Thread: Improve cursor handling in pg_stat_statements

Improve cursor handling in pg_stat_statements

From
"Imseih (AWS), Sami"
Date:

Hi Hackers,

 

A recent observation in the way pg_stat_statements

handles CURSORS appears to be undesirable. This

was also recently brought up by Fujii Masao in the thread [1].

 

The findings are:

1. DECLARE CURSOR statements are not normalized.

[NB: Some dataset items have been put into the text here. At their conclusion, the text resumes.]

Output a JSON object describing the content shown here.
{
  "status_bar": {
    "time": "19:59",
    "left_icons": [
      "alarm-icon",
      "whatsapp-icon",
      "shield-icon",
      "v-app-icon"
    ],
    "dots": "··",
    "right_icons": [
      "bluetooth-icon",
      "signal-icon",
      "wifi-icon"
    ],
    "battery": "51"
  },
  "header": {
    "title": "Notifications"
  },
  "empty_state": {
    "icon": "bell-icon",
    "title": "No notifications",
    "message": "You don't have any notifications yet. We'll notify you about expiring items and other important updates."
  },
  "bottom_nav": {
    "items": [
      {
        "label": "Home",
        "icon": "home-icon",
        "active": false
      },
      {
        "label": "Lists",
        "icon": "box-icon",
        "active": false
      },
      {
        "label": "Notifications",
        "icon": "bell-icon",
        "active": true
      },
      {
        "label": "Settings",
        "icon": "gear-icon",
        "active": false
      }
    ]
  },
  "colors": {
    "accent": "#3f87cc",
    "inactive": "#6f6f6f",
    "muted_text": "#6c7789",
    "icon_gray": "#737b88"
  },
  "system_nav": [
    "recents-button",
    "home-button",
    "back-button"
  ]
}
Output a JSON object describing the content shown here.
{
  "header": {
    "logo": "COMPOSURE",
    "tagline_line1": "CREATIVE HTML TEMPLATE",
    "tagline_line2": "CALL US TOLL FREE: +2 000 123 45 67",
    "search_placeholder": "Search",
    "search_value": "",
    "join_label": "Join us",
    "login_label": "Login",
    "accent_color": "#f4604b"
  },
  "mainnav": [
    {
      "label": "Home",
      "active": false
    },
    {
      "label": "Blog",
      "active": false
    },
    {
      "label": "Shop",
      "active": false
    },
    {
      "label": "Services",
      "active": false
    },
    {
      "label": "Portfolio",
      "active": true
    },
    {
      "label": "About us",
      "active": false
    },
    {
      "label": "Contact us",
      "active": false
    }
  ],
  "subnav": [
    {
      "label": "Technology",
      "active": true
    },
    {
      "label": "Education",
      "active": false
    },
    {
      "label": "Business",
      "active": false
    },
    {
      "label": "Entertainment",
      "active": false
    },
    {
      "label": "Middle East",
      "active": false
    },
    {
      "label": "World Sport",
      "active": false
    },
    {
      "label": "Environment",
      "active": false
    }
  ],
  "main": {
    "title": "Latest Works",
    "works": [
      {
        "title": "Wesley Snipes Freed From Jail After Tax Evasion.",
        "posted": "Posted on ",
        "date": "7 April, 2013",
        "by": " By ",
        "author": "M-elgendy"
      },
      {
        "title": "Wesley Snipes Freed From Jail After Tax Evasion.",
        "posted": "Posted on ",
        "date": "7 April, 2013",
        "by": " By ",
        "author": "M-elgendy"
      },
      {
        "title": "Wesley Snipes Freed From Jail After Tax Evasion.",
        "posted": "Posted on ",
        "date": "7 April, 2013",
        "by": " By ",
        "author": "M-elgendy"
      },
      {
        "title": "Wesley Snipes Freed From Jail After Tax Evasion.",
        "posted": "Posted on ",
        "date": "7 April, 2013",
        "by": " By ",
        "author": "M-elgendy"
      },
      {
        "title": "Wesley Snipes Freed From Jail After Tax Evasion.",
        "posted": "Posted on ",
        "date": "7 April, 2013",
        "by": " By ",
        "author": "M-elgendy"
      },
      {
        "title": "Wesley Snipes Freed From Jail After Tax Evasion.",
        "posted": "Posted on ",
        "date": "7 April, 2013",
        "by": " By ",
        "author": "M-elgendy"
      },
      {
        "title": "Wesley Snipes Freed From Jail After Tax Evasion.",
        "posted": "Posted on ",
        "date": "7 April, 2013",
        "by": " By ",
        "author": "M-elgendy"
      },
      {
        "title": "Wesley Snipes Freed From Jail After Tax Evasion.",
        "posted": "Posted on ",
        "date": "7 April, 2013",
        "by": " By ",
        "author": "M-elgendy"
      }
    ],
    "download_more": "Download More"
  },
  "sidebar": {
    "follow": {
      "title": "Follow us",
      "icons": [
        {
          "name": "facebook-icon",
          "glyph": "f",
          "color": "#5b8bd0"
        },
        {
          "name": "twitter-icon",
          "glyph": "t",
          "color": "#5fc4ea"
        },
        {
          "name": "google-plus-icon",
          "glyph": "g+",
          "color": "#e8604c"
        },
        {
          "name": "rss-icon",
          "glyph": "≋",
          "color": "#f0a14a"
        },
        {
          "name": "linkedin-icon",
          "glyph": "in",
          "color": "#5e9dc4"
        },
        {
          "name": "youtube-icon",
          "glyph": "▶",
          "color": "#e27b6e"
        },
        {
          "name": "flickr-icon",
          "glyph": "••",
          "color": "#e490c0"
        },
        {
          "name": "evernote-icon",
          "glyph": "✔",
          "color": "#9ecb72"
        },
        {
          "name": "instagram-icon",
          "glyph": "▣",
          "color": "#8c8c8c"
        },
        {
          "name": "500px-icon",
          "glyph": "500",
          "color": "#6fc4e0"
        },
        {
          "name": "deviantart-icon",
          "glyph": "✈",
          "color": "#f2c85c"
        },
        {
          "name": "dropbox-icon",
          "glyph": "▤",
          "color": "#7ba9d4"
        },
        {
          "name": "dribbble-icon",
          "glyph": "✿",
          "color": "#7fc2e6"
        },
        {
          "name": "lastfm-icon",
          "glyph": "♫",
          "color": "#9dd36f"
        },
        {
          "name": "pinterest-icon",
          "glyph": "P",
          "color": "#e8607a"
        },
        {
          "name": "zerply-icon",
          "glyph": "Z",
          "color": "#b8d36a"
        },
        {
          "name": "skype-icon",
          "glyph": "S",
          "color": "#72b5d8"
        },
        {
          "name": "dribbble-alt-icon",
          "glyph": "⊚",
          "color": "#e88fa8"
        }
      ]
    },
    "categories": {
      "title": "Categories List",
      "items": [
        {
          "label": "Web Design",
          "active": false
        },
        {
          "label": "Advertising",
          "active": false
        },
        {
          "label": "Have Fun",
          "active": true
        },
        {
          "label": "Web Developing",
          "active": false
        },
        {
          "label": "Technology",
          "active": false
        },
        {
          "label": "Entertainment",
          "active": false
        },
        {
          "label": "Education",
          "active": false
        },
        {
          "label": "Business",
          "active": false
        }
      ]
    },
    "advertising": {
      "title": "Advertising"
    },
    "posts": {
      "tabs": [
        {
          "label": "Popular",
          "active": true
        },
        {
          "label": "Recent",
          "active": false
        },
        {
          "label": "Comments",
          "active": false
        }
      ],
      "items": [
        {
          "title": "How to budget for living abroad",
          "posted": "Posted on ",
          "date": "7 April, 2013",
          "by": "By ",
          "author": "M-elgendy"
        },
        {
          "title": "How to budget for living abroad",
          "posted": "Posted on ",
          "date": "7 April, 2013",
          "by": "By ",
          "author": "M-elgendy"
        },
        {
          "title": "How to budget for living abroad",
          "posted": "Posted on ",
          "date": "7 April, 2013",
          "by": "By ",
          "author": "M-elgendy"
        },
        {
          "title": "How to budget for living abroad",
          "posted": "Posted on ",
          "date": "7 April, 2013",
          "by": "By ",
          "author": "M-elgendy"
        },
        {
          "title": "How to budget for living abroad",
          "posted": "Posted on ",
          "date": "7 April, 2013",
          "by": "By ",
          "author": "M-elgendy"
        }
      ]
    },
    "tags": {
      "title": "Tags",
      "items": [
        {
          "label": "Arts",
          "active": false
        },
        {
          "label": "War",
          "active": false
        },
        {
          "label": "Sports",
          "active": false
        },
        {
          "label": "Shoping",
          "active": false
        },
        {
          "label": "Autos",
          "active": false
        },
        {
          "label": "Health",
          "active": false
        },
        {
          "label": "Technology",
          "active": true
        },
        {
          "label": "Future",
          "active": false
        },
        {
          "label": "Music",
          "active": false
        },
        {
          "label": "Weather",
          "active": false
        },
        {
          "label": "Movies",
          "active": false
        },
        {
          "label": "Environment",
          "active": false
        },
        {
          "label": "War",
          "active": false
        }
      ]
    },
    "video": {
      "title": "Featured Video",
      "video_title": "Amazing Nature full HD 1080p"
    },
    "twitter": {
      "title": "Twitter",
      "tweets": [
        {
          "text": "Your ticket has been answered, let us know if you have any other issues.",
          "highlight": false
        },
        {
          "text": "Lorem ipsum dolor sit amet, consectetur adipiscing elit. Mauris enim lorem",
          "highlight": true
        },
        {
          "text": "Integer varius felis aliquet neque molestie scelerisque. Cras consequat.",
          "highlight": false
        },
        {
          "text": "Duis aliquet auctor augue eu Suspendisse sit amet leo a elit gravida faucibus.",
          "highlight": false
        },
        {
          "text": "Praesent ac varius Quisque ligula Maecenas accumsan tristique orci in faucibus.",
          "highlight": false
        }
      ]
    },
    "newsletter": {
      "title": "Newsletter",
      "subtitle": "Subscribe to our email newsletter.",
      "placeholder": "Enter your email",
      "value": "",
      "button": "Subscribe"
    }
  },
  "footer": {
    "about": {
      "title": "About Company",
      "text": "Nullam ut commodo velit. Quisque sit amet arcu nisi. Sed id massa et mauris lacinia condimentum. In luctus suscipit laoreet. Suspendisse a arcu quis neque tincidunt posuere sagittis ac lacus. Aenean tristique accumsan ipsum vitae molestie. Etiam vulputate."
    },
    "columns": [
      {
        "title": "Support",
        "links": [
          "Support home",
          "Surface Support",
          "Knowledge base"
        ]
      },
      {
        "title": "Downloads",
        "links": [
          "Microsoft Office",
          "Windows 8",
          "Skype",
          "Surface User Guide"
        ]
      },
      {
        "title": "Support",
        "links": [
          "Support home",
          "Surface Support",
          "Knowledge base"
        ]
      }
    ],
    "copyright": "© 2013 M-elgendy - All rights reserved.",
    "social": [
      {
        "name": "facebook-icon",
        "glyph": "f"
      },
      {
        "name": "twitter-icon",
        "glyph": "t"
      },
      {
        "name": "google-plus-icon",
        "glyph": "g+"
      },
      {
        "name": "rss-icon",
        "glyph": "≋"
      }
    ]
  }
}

2. The statistics are aggregated on the FETCH

     statement.

3. Planning time is not tracked for DECLARE CURSOR

     statements.

 

For #1, the concern is for applications that heavily

use cursors could end up seeing heavy pgss thrashing if

the query parameter change often.

 

For #2, since the FETCH statement only deals with a

cursor name, similar cursor names with different

underlying cursor statements will be lumped into

the same entry, which is absolutely incorrect from a

statistics perspective. Even if the same cursor name

is always for the same underlying statement, the pgss

user has to do extra parsing work to figure out which

underlying SQL statement is for the cursor.

 

For #3, planning time for cursors not being considered is

because pgss always sets queryId to 0 for utility statements,

and pgss_planner is taught to ignore queryId's = 0. This should

not be the case if the UTILITY statement has an underlying

optimizable statement.

 

I have attached v01-improve-cursor-tracking-in-pg_stat_statements.patch

which does the following:

 

## without the patch

 

postgres=# begin;

BEGIN

postgres=*# declare c1 cursor for select * from foo where id = 1;

DECLARE CURSOR

postgres=*# fetch c1; close c1;

id

----

  1

(1 row)

 

CLOSE CURSOR

postgres=*#  declare c1 cursor for select * from foo where id = 2;

DECLARE CURSOR

postgres=*# fetch c1; close c1;

id

----

  2

(1 row)

 

CLOSE CURSOR

postgres=*# select query, calls from pg_stat_statements where query like '%c1%';

                        query                                                            | calls | plans

----------------------------------------------------------------------+--------+-------

declare c1 cursor for select * from foo where id = 1 |     1  |  0

declare c1 cursor for select * from foo where id = 2 |     1  |  0

close c1                                                                              |     2  |  0

fetch c1                                                                              |     2  |  0

(4 rows)

 

### with the patch

 

postgres=# begin;

BEGIN

postgres=*# declare c1 cursor for select * from foo where id = 1;

DECLARE CURSOR

postgres=*# fetch c1;

id

----

  1

(1 row)

 

postgres=*# close c1;

CLOSE CURSOR

postgres=*# declare c1 cursor for select * from foo where id = 1;

DECLARE CURSOR

postgres=*# fetch c1;

id

----

  1

(1 row)

 

postgres=*# close c1;

CLOSE CURSOR

postgres=*# select query, calls from pg_stat_statements where query like '%c1%';

postgres=*# select query, calls, plans from pg_stat_statements where query like '%c1%';

                         query                                                            | calls | plans

------------------------------------------------------------------------+------+-------

declare c1 cursor for select * from foo where id = $1 |     2  |     2

(1 row)

 

We can see that:

A. without the patch, planning stats were not considered,

     but with the patch they are.

B. With the patch, the queries are normalized,

     reducing the # of entries.

C. With the patch, the cursor stats are tracked by the top

     level DECLARE CURSOR statement instead of the FETCH. This

     means all FETCHes to the same cursor, regardless of the

     FETCH options, will be tracked together. This to me is

     more reasonable than lumping all FETCH stats for a cursor,

     even if the cursors underlying statement is different.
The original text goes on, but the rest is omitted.